The digital world poses many threats, as it does in opportunities

A careful balance has to be struck in both supply (how information is being crafted out of ideas) and demand (the way people process information)

Inspired by another brilliant Gillian Tett’s piece in FT Weekend, here is my short rumination on the subject of digital world giving us, readers, as much scorn and hate, as opportunity and hope: the cost base, the unit economics and the distribution network.

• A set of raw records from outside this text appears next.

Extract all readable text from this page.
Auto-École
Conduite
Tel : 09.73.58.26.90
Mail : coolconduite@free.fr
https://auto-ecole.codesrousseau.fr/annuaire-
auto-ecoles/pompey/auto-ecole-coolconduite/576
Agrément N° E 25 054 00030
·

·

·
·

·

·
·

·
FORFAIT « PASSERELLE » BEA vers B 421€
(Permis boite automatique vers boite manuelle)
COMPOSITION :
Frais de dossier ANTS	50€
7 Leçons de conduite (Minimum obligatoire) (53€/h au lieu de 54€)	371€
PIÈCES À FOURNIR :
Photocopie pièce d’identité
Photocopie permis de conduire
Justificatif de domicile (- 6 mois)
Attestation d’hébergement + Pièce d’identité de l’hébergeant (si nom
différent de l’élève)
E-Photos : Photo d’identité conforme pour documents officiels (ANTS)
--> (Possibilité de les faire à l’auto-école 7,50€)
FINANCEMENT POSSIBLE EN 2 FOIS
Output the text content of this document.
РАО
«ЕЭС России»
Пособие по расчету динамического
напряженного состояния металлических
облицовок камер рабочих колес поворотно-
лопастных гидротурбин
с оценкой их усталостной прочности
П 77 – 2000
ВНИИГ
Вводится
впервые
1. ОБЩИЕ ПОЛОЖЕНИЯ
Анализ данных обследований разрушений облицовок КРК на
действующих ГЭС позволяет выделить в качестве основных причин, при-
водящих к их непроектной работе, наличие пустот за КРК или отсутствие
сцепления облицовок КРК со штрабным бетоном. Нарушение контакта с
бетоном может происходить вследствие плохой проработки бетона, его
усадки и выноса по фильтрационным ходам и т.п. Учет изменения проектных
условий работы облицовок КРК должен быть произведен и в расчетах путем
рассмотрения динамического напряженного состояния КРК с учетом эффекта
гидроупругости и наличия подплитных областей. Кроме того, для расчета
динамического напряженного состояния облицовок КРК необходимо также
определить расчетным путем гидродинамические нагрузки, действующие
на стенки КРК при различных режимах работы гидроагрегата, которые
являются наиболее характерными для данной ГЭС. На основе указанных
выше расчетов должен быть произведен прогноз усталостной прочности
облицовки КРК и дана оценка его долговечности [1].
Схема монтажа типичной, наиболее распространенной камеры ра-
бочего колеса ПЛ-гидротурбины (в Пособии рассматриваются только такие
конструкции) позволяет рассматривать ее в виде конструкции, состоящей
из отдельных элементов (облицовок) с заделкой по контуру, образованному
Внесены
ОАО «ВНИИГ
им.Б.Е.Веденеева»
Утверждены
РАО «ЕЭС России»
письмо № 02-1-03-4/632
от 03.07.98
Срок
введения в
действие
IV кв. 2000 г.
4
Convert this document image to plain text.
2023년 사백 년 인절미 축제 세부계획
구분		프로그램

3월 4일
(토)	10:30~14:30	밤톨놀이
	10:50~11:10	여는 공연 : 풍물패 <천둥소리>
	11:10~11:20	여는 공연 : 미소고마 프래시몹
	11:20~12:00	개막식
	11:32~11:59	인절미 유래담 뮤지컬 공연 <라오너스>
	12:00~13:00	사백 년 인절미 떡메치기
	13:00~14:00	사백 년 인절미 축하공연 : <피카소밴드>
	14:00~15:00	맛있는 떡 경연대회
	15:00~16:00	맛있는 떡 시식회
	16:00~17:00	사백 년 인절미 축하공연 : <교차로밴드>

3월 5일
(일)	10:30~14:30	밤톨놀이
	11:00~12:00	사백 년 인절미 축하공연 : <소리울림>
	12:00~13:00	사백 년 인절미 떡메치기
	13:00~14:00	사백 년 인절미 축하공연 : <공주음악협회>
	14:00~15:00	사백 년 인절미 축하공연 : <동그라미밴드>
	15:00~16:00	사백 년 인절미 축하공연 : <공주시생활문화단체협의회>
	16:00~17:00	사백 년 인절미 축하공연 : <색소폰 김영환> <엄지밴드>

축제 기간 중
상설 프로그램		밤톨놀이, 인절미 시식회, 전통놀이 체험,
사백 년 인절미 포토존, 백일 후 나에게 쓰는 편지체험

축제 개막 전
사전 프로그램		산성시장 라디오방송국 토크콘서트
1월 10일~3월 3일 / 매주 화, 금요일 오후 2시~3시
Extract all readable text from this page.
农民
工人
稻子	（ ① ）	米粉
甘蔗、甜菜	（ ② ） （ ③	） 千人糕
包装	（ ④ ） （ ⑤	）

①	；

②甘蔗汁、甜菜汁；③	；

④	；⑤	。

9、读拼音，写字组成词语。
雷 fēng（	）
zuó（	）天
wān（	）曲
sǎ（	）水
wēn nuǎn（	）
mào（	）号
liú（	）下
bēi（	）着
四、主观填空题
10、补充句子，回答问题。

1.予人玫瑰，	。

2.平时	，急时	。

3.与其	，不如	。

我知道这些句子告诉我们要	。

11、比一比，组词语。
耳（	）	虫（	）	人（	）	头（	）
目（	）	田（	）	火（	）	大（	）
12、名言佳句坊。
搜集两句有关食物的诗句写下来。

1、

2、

First, from the FT article:

The local newspaper industry has declined as advertising has collapsed, and the FCC has lost most of its regulatory power. Meanwhile, the internet has enabled the launch of numerous media start-ups and, in the competitive world of cable TV, channels need to create loyal niche audiences rather than placate the FCC. FT Weekend — Jul 16th, 2017

The cost base: the web totally dismantled long-standing relationships between platforms and advertisers: the ad buying binge and algorithmic ad placement, curated by code and not by human relationship allowed the new agents, optimised by code, wrestle successfully against the venerable publications. Loosing ad stream, they have also lost the bi-partisanship incentive — and started veering off course to placate either the conservatives, or the liberals.

The unit economics: Hobbyists of the early days of “internet rant” became entrepreneurs and the availability of channels to captivate and enthrall allow them to continue their activity profitably — at a very low cost base.

The distribution network, the low-cost data plan with your free smartphone makes you eat and focus on what you like.

To drive more ads your way, social networks, also low on manpower, but employing optimisation mechanisms, create a dream tunnel, sending your way only the info you’d want to get and not something you won’t

In the end, it’s everyone’s happy, peering into their handheld visors and not seeing the pristine reality. To adjust the aperture, several things should be done:

The supply side should invest in algorithms that would provide a snapshot of the other spectrum, or the one that would outright check the assumptions behind the supposition — and give users a rating of whether the notion is credible and worth following.

The demand side, save their low privacy skills, need to develop critical aim at anything the digital world is sending their way.